As páginas do livro da minha vida
encontram-se amareladas, gastas, sem vida e com cheiro a mar. Têm marcas da
areia da praia e trazem memórias vivas. Memórias nossas de um passado não muito
longínquo que partilhámos e re-partilhámos, vezes sem conta. Abrimos o meu e o
teu – os nossos – livros na mesma página e revivemos a mesma história, vezes
sem conta. A magia do sentimento tornou o nosso amor numa repetição calorosa.
Encontrávamo-nos sempre na mesma
praia, no mesmo dia da semana, à mesma hora, com os corações a bater a mil à
hora da ansiedade e saudade guardadas, e dávamos um abraço apertado. Sempre ao
mesmo tempo íamos ao encontro um do outro. Sempre no tempo certo. Estávamos
juntos e encarávamos contradições fundamentadas por questões que, a nós, na
altura, nada pareciam importar. O refúgio que eram os teus braços para mim…
isso sim, era realmente importante. O mísero tempo, a distância, a idade, a
dificuldade… nada disso para nós eram obstáculos. O amor foi superior. O nosso
amor fazia-me sempre chegar a ti, sã e salva. Quando estava contigo, só eu, tu
e os nossos caprichos é que existiam verdadeiramente. Entregávamo-nos um ao
outro de corpo e alma libertos de medos, tabus e vergonhas e fazíamos juras de
um sentimento eterno. De cumplicidade eterna. Sentávamo-nos no areal nús,
desprevenidos e despreocupados a observar a espuma das ondas rebentando à beira
dos dedos dos nossos pés. Fazias com que sentisse dentro de mim um “je ne sais
quoi” de naturalidade e à vontade, provavelmente relacionada com o carinho
profundo que mostravas ter por mim, que nem eu mesma conseguia compreender.

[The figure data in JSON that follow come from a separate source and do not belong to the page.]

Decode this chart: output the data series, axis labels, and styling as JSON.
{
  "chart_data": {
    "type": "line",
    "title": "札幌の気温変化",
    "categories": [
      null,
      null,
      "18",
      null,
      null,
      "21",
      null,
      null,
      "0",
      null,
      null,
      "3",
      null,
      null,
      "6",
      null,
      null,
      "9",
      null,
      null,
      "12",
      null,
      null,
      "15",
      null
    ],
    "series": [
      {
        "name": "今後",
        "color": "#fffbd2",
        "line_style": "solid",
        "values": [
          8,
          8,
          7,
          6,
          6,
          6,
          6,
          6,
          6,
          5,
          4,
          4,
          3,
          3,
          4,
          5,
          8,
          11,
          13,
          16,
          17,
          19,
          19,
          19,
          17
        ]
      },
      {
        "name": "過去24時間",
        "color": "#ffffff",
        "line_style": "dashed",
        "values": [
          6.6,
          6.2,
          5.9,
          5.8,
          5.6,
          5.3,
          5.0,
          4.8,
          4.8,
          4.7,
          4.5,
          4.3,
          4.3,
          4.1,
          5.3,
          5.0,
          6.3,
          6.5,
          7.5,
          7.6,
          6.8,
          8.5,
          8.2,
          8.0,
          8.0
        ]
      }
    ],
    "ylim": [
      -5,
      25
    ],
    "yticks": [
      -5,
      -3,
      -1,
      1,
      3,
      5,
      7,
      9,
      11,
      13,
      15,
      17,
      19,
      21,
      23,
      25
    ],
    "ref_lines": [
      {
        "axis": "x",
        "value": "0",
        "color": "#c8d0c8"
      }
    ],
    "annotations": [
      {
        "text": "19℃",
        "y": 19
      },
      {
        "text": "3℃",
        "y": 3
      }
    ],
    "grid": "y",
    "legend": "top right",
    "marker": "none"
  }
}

Éramos leais. Penetravas o meu corpo com tanta beldade como penetravas a minha
mente. Com tanta eficácia como penetravas o meu coração quando te via a ir
embora. Os teus gestos eram únicos, meu amor. O modo como me fazias sorrir era
também único, e agora sei que era também exclusivo, porque esse meu jeito de
rir sem limite e monumentalmente desapareceu quando o sol se pôs e tu saíste de
junto de mim. Desapareceu quando o amor voltou as costas à repetição e o livro
se fechou irreversivelmente. Senti, pela primeira vez, a mágoa e a loucura da
solidão e passei as mãos pela face lavada em lágrimas salgadas, tais como as
gotas do mar no qual mergulhámos os dois. Lembro-me de pensar, de súbito, que
era o toque das tuas mãos que eu desejava a percorrer-me o rosto e,
essencialmente, a alma. Nesses minutos ela ficou inundada de desespero e
precisei do aconchego das tuas palavras amigas, doces e acertadas. O meu
coração precisou do teu para nos podermos completar. Os meus lábios precisaram
dos teus.
Fazes-me falta. Fazes-me falta
nas desavenças e rasteiras que a vida me vai atravessando à frente e nos
instantes mais felizes, para me dares a mão. Fazes-me falta na inocência da vida
e na dureza da morte. Fazes-me falta na vida e na morte. Fazes-me falta porque
mais ninguém preenche os meus sentidos com tanta paixão como tu sabias fazer. Fazes-me
falta como quando me sussurravas “amo-te” ao ouvido quando nos despedíamos ou
criavas um coração com os teus leves dedos. Fazes-me falta em todos os
acontecimentos que, a meus olhos, são tão vazios sem ti a meu lado. Fazes-me
falta na saúde e na doença. Fazes-me falta em dias duradouros e difíceis de
suportar. Na realidade e, até, nos sonhos. Fazes-me falta no presente, no
futuro e, até, no passado. Mas uma falta que cresce de dia para dia,
contrariamente à tua memória que atenua na minha mente de dia para dia.